When the results arrived—a letter delivered to the house on a humid afternoon—his mother opened it before he could reach the door. She read it on the veranda, her eyes moving across the paper, and then she looked up at him with tears streaming down her face.

"You got in."

Wat whooped from somewhere behind him. His father, coming in from the orchard, stopped in his tracks and waited for confirmation.

"CMU Architecture," Pai said. "I got in."

Por Pree nodded. Once. Twice. Then he walked inside without a word.

"He's crying," Wat whispered, grinning. "Por's crying."

"He is not," their mother said, but she was smiling through her own tears.

That night, they grilled fish and opened a bottle of rice whiskey that Por Pree had been saving for a special occasion.
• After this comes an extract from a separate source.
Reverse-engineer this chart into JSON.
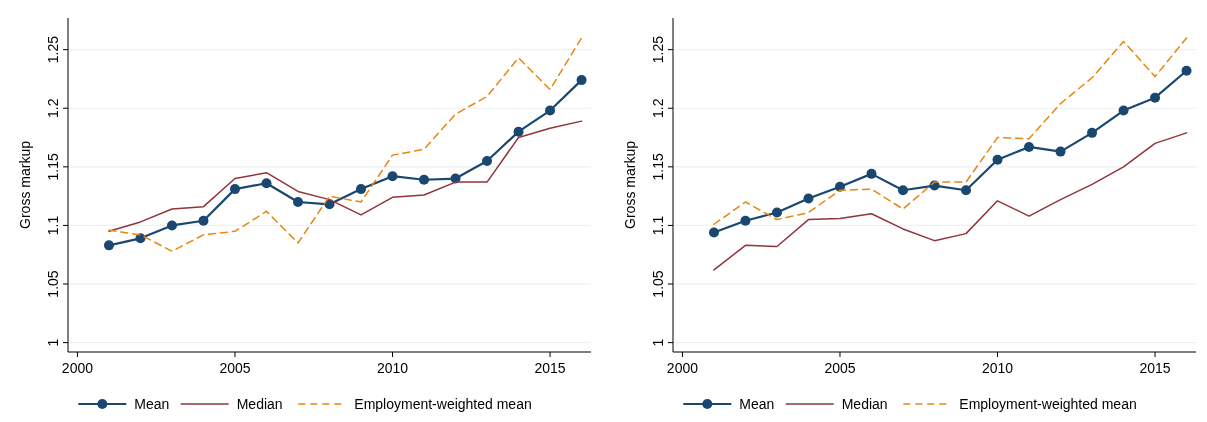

Wat was allowed a tiny sip and made a face that sent everyone laughing. The workers joined them, and the veranda filled with voices and firelight and the sweet smell of longan on the breeze.

Pai sat among them—his borrowed family, his stolen life—and let himself be happy.

Whatever came next, whatever waited for him in Chiang Mai, he would face it. He had built a foundation here. Now he would build the rest.